The Pentagon said on Sunday that Afghanistan's defense and interior ministers had cancelled a visit to Washington this week to concentrate on addressing security concerns at home.
US defense secretary Leon Panetta "understands why that's a priority and why they are unable to travel to Washington in the coming days", Pentagon spokesman George Little said in a statement.
US officials have apologised repeatedly for the burning of the Korans, which they said were inadvertently sent to an incinerator pit at the airbase.
Nato has pulled all its advisers out of Afghan government ministries and France announced on Sunday its Kabul embassy was temporarily withdrawing its civilian mentors and advisers from Afghan institutions for "safety reasons".
Germany also said it had withdrawn its national and international staff from Afghan ministries as a "precautionary measure".
An Afghan government source said the two US advisers killed at the interior ministry had been mocking anti-US protests over the burning of the Koran.
Describing the sequence of events that led to the shootings, the source said the pair were "scolding the protesters and calling them bad names", as they watched videos of the demonstrations in Kabul.
"They called the Koran a bad book in the presence of (an Afghan colleague).
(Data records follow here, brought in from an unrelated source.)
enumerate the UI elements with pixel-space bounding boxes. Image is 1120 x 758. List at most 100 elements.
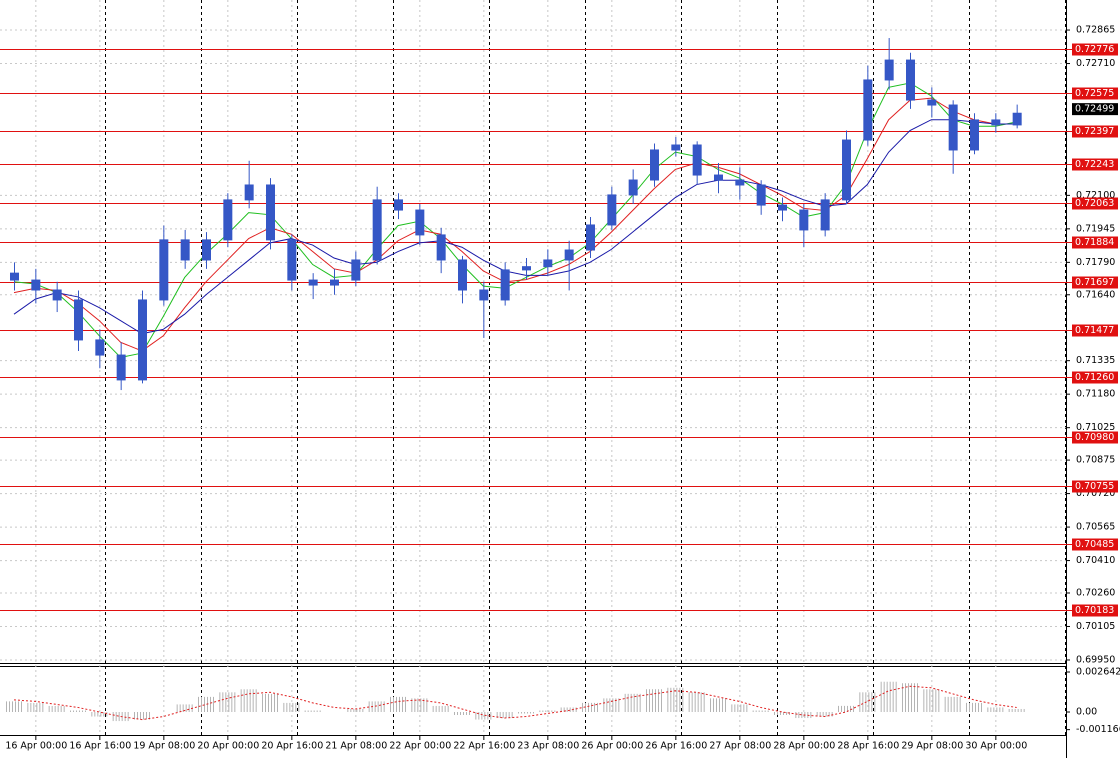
y-tick-label: 0.72710 <box>1076 58 1115 69</box>
candle-body <box>778 204 787 211</box>
signal-line <box>13 685 1017 721</box>
level-label-box <box>1072 125 1118 138</box>
candle-body <box>138 299 147 381</box>
y-tick-label: 0.70875 <box>1076 455 1115 466</box>
level-label: 0.71884 <box>1075 237 1114 248</box>
level-label: 0.71477 <box>1075 325 1114 336</box>
candle-body <box>436 234 446 261</box>
level-label-box <box>1072 43 1118 56</box>
candle-body <box>394 199 403 211</box>
y-tick-label: 0.72865 <box>1076 25 1115 36</box>
level-label-box <box>1072 158 1118 171</box>
y-tick-label: 0.70105 <box>1076 621 1115 632</box>
y-tick-label: 0.72100 <box>1076 190 1115 201</box>
y-tick-label: 0.70410 <box>1076 555 1115 566</box>
candle-body <box>458 259 467 291</box>
candle-body <box>970 119 979 151</box>
candle-body <box>415 209 425 236</box>
current-price-label: 0.72499 <box>1075 104 1114 115</box>
candle-body <box>500 269 510 301</box>
level-label-box <box>1072 87 1118 100</box>
x-tick-label: 20 Apr 16:00 <box>261 741 323 752</box>
y-tick-label: 0.70720 <box>1076 488 1115 499</box>
candle-body <box>266 184 275 241</box>
candle-body <box>159 239 169 301</box>
level-label: 0.72063 <box>1075 198 1114 209</box>
level-label-box <box>1072 197 1118 210</box>
moving-average <box>13 119 1017 335</box>
level-label: 0.70755 <box>1075 481 1114 492</box>
y-tick-label: 0.00 <box>1076 706 1097 717</box>
level-label: 0.71260 <box>1075 372 1114 383</box>
x-tick-label: 27 Apr 08:00 <box>709 741 771 752</box>
candle-body <box>330 279 339 286</box>
candle-body <box>820 199 830 231</box>
level-label: 0.71697 <box>1075 277 1114 288</box>
y-tick-label: 0.69950 <box>1076 654 1115 665</box>
x-tick-label: 20 Apr 00:00 <box>197 741 259 752</box>
level-label: 0.72575 <box>1075 88 1114 99</box>
level-label: 0.70980 <box>1075 432 1114 443</box>
y-tick-label: 0.71180 <box>1076 389 1115 400</box>
x-tick-label: 26 Apr 16:00 <box>645 741 707 752</box>
candle-body <box>52 289 62 301</box>
y-tick-label: 0.71335 <box>1076 355 1115 366</box>
level-label-box <box>1072 604 1118 617</box>
y-tick-label: 0.70565 <box>1076 522 1115 533</box>
candle-body <box>714 174 723 181</box>
candle-body <box>74 299 83 341</box>
candle-body <box>650 149 659 181</box>
candle-body <box>543 259 553 268</box>
y-tick-label: 0.71640 <box>1076 289 1115 300</box>
y-tick-label: 0.002642 <box>1076 666 1120 677</box>
candle-body <box>244 184 254 201</box>
y-tick-label: 0.71790 <box>1076 257 1115 268</box>
level-label: 0.72397 <box>1075 126 1114 137</box>
level-label: 0.72243 <box>1075 159 1114 170</box>
candle-body <box>522 266 531 271</box>
candle-body <box>351 259 361 281</box>
x-tick-label: 23 Apr 08:00 <box>517 741 579 752</box>
candle-body <box>842 139 851 201</box>
candle-body <box>1012 112 1022 126</box>
level-label-box <box>1072 538 1118 551</box>
candle-body <box>884 59 894 81</box>
candle-body <box>628 179 638 196</box>
level-label-box <box>1072 480 1118 493</box>
candle-body <box>202 239 211 261</box>
x-tick-label: 16 Apr 16:00 <box>69 741 131 752</box>
x-tick-label: 21 Apr 08:00 <box>325 741 387 752</box>
candle-body <box>586 224 595 251</box>
candle-body <box>948 104 958 151</box>
level-label-box <box>1072 276 1118 289</box>
candle-body <box>991 119 1001 126</box>
candle-body <box>180 239 190 261</box>
x-tick-label: 29 Apr 08:00 <box>901 741 963 752</box>
candle-body <box>95 339 105 356</box>
y-tick-label: -0.001166 <box>1076 724 1120 735</box>
x-tick-label: 26 Apr 00:00 <box>581 741 643 752</box>
candle-body <box>372 199 382 261</box>
candle-body <box>799 209 809 231</box>
candle-body <box>927 99 937 106</box>
y-tick-label: 0.71945 <box>1076 223 1115 234</box>
y-tick-label: 0.70260 <box>1076 587 1115 598</box>
candle-body <box>479 289 489 301</box>
candle-body <box>31 279 41 291</box>
x-tick-label: 30 Apr 00:00 <box>965 741 1027 752</box>
level-label-box <box>1072 431 1118 444</box>
level-label: 0.70485 <box>1075 539 1114 550</box>
candle-body <box>10 272 19 281</box>
candle-body <box>607 194 617 226</box>
level-label: 0.70183 <box>1075 605 1114 616</box>
level-label: 0.72776 <box>1075 44 1114 55</box>
candle-body <box>692 144 702 176</box>
y-tick-label: 0.71025 <box>1076 422 1115 433</box>
candle-body <box>735 179 745 186</box>
x-tick-label: 22 Apr 00:00 <box>389 741 451 752</box>
candle-body <box>671 144 681 151</box>
level-label-box <box>1072 324 1118 337</box>
x-tick-label: 19 Apr 08:00 <box>133 741 195 752</box>
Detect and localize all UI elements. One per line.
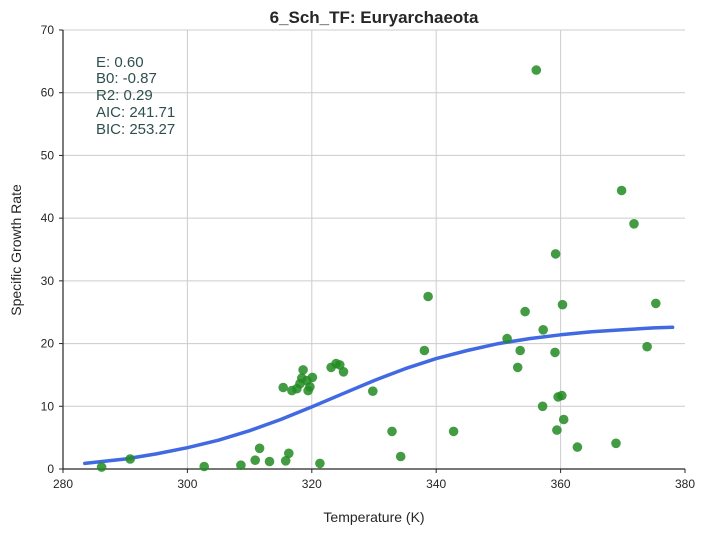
data-point [307,372,318,383]
data-point [512,362,523,373]
data-point [515,345,525,356]
data-point [96,462,107,472]
data-point [419,345,430,356]
data-point [448,426,459,437]
data-point [538,325,548,335]
data-point [552,425,562,435]
fit-curve-layer [83,325,675,466]
y-tick-label: 60 [41,86,55,100]
stat-r2: R2: 0.29 [96,87,153,104]
data-point [520,306,530,317]
data-point [305,382,315,392]
data-point [423,291,433,302]
data-points [96,65,661,472]
y-tick-label: 70 [41,23,55,37]
data-point [616,185,627,196]
stat-e: E: 0.60 [96,54,144,71]
axes [59,29,686,473]
data-point [284,448,294,459]
data-point [537,401,548,412]
y-tick-label: 50 [41,148,55,162]
data-point [642,341,652,352]
data-point [250,455,260,466]
data-point [298,365,308,375]
fit-statistics: E: 0.60 B0: -0.87 R2: 0.29 AIC: 241.71 B… [96,54,175,138]
tick-labels: 280 300 320 340 360 380 0 10 20 30 40 50 60 70 [41,23,696,491]
grid-lines [63,29,685,469]
data-point [611,438,621,449]
y-tick-label: 30 [41,274,55,288]
data-point [550,347,560,358]
chart-title: 6_Sch_TF: Euryarchaeota [270,8,479,27]
x-tick-label: 380 [675,477,695,491]
stat-b0: B0: -0.87 [96,70,157,87]
data-point [557,299,568,310]
x-tick-label: 320 [302,477,322,491]
data-point [502,333,512,344]
data-point [280,456,291,466]
y-tick-label: 10 [41,399,55,413]
data-point [550,249,561,259]
data-point [395,451,406,462]
data-point [199,461,209,472]
data-point [572,442,583,452]
data-point [264,456,275,467]
fit-curve [83,325,675,466]
data-point [278,382,289,393]
data-point [315,458,325,469]
data-point [629,219,639,229]
data-point [557,390,567,401]
x-tick-label: 300 [177,477,197,491]
data-point [254,443,265,454]
data-point [338,367,349,377]
stat-aic: AIC: 241.71 [96,104,175,121]
y-axis-label: Specific Growth Rate [8,184,24,316]
data-point [125,454,135,464]
data-point [558,414,569,425]
data-point [368,386,378,397]
y-tick-label: 40 [41,211,55,225]
x-tick-label: 340 [426,477,446,491]
x-tick-label: 360 [551,477,571,491]
x-axis-label: Temperature (K) [323,509,424,525]
stat-bic: BIC: 253.27 [96,121,175,138]
x-tick-label: 280 [53,477,73,491]
y-tick-label: 20 [41,337,55,351]
y-tick-label: 0 [47,462,54,476]
data-point [387,426,397,437]
data-point [236,460,246,471]
data-point [651,298,661,309]
data-point [531,65,542,75]
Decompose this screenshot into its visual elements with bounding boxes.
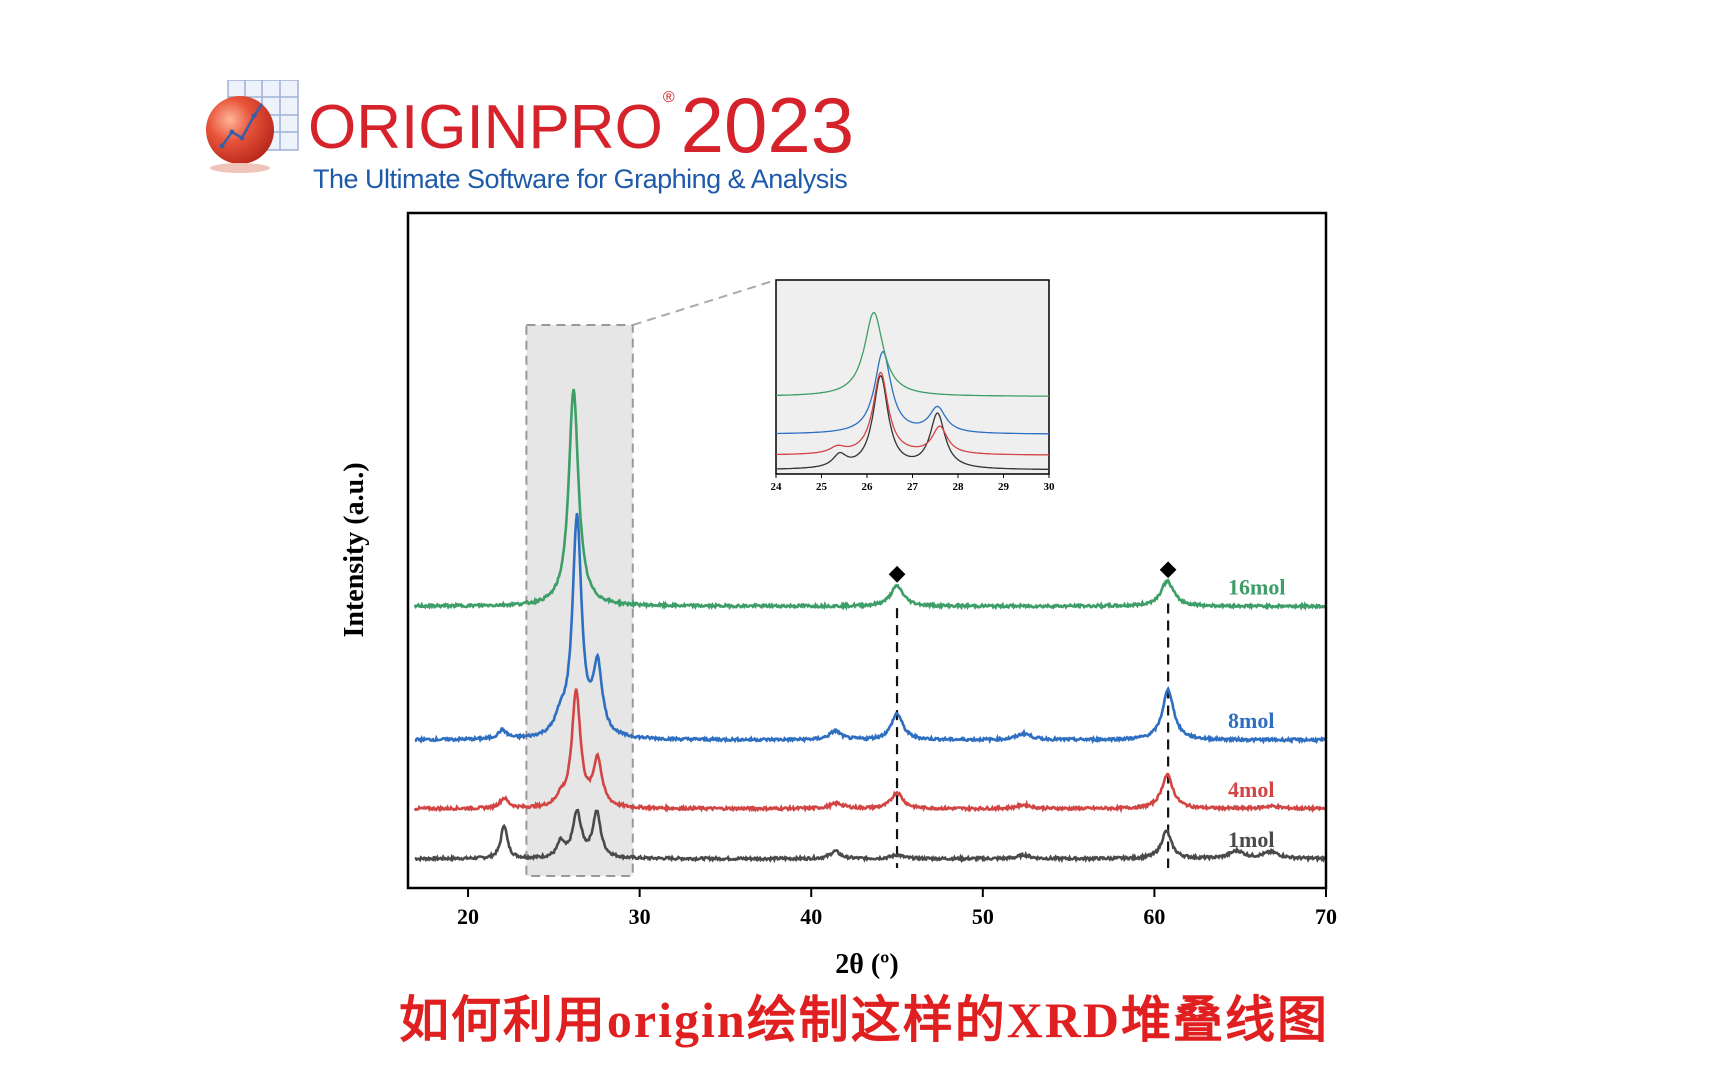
inset-series-line-4mol (776, 371, 1049, 456)
series-labels: 1mol 4mol 8mol 16mol (1228, 574, 1285, 852)
x-tick-label: 70 (1315, 904, 1337, 929)
x-axis-ticks: 20 30 40 50 60 70 (457, 888, 1337, 929)
diamond-marker: ◆ (889, 561, 906, 586)
inset-x-tick-label: 28 (953, 481, 965, 493)
series-line-1mol (414, 808, 1328, 864)
inset-x-tick-label: 29 (998, 481, 1010, 493)
diamond-marker: ◆ (1160, 557, 1177, 582)
series-label-1mol: 1mol (1228, 827, 1274, 852)
inset-series-line-8mol (776, 351, 1049, 435)
reference-lines (895, 603, 1170, 868)
inset-x-tick-label: 25 (816, 481, 828, 493)
inset-series-lines (776, 311, 1050, 471)
series-line-16mol (413, 388, 1327, 612)
x-axis-label: 2θ (º) (835, 949, 899, 980)
y-axis-label: Intensity (a.u.) (339, 462, 370, 637)
series-label-4mol: 4mol (1228, 777, 1274, 802)
inset-x-tick-label: 27 (907, 481, 919, 493)
video-caption: 如何利用origin绘制这样的XRD堆叠线图 (398, 992, 1330, 1048)
x-tick-label: 30 (629, 904, 651, 929)
x-tick-label: 60 (1143, 904, 1165, 929)
logo-brand-name: ORIGINPRO®2023 (308, 82, 854, 164)
inset-series-line-1mol (776, 374, 1050, 471)
inset-x-tick-label: 30 (1044, 481, 1056, 493)
series-label-16mol: 16mol (1228, 574, 1285, 599)
originpro-logo: ORIGINPRO®2023 The Ultimate Software for… (200, 80, 880, 210)
x-tick-label: 50 (972, 904, 994, 929)
logo-brand-text: ORIGINPRO (308, 93, 663, 162)
series-lines (413, 388, 1328, 864)
peak-markers: ◆ ◆ (889, 557, 1177, 587)
logo-year: 2023 (680, 81, 855, 169)
inset-x-axis-ticks: 24 25 26 27 28 29 30 (771, 474, 1056, 493)
logo-tagline: The Ultimate Software for Graphing & Ana… (313, 164, 848, 194)
logo-registered-mark: ® (662, 89, 675, 106)
inset-connector-line (632, 279, 777, 326)
inset-series-line-16mol (776, 311, 1049, 397)
inset-x-tick-label: 24 (771, 481, 783, 493)
x-tick-label: 20 (457, 904, 479, 929)
x-tick-label: 40 (800, 904, 822, 929)
series-label-8mol: 8mol (1228, 708, 1274, 733)
series-line-4mol (413, 688, 1327, 814)
zoom-inset: 24 25 26 27 28 29 30 (771, 279, 1056, 493)
inset-x-tick-label: 26 (862, 481, 874, 493)
series-line-8mol (414, 512, 1327, 745)
plot-frame (406, 211, 1328, 890)
inset-frame (775, 279, 1050, 475)
origin-graph-globe-icon (206, 80, 299, 173)
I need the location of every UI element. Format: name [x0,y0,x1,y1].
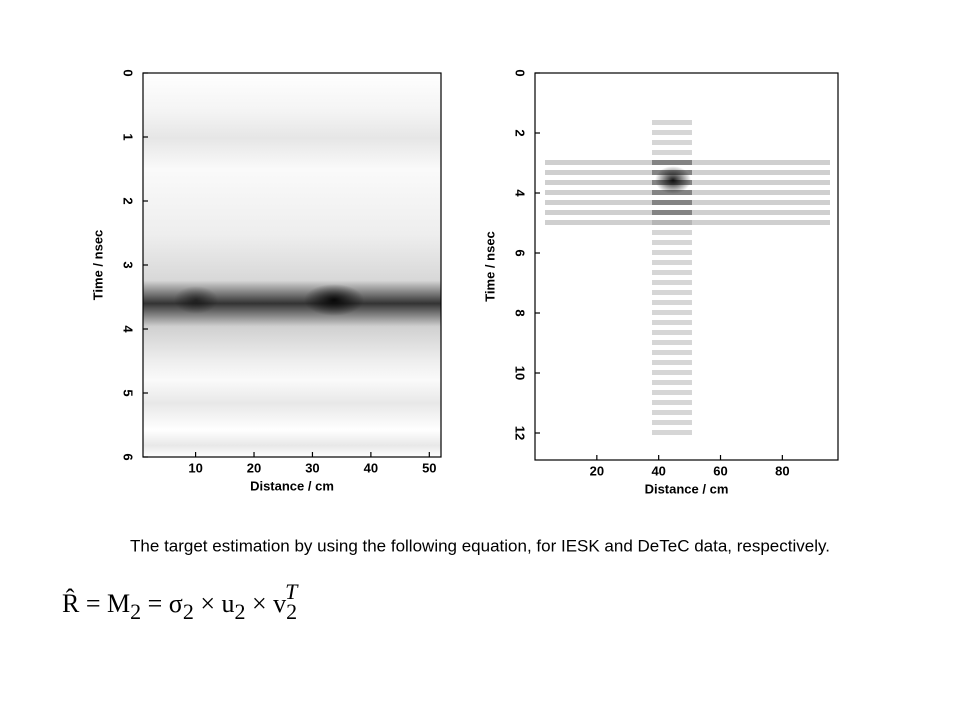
eq-part: = σ [141,589,183,618]
x-tick-label: 40 [364,460,378,475]
caption: The target estimation by using the follo… [130,536,830,555]
x-tick-label: 20 [590,463,604,478]
x-tick-label: 30 [305,460,319,475]
eq-sub: 2 [234,599,245,624]
eq-part: × u [194,589,235,618]
x-tick-label: 50 [422,460,436,475]
y-tick-label: 3 [121,261,136,268]
y-tick-label: 6 [513,249,528,256]
x-tick-label: 40 [651,463,665,478]
eq-sub: 2 [286,599,297,624]
y-tick-label: 4 [513,189,528,197]
x-tick-label: 20 [247,460,261,475]
y-tick-label: 0 [513,69,528,76]
y-tick-label: 2 [121,197,136,204]
eq-sub: 2 [130,599,141,624]
y-tick-label: 5 [121,389,136,396]
y-tick-label: 12 [513,426,528,440]
eq-part: R̂ = M [62,589,130,618]
x-tick-label: 60 [713,463,727,478]
y-tick-label: 4 [121,325,136,333]
y-tick-label: 2 [513,129,528,136]
eq-sup: T [285,579,299,604]
equation: R̂ = M2 = σ2 × u2 × v2T [62,579,299,624]
y-tick-label: 6 [121,453,136,460]
right-image [545,118,830,438]
eq-part: × v [245,589,286,618]
y-tick-label: 0 [121,69,136,76]
y-axis-label: Time / nsec [482,231,497,302]
left-image [143,73,441,457]
y-axis-label: Time / nsec [90,230,105,301]
x-axis-label: Distance / cm [250,478,334,493]
eq-sub: 2 [183,599,194,624]
x-tick-label: 10 [188,460,202,475]
x-tick-label: 80 [775,463,789,478]
x-axis-label: Distance / cm [645,481,729,496]
y-tick-label: 1 [121,133,136,140]
y-tick-label: 8 [513,309,528,316]
y-tick-label: 10 [513,366,528,380]
plot-frame [534,72,839,461]
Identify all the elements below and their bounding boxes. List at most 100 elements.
After all this the guy had verbal arguments with the advisers and was threatened by them. He gets angry and shoots them. Eight rounds were fired at them," the source added, requesting anonymity.
"He then sneaks out and disappears. No one knew about the incident for more than an hour because the room is soundproofed," he said, adding that CCTV cameras had been viewed in the investigation of the shooting.
Asked about this description of events in the ministry on Saturday, a spokesman for Nato's US-led International Security Assistance Force said: "The investigation is ongoing."
Government sources said police were hunting for an Afghan intelligence official suspected of killing the two Americans.
Police said Sunday's grenade attack came during an anti-US protest in northern Kunduz province over the Koran burning.
"The demonstrators hurled a hand grenade at a US special forces base in Imam Sahib town of Kunduz province. As a result seven US special forces were wounded," Kunduz police spokesman Sayed Sarwar Hussaini told AFP.
President Hamid Karzai went on television Sunday to appeal for calm.
Karzai "condemned with the strongest words" the treatment of Islam's holy book and said the perpetrators should be punished, but told his countrymen: "Now that we have shown our feelings it is time to be calm and peaceful."
He said he respected the emotions of Afghans upset by the Koran burning, but urged them not to let "the enemies of Afghanistan misuse their feelings".
Taliban insurgents have called on Afghans to kill foreign troops in revenge for the incident, and claimed to have been behind the shooting deaths of the two US advisers.
Analysts said that relations between Afghans and their Western allies have plunged to an all-time low.
"It has never been as bad as this and it could be a turning point" in the West's 10-year mission in the war-torn country, said Martine van Bijlert of the Afghanistan Analysts' Network.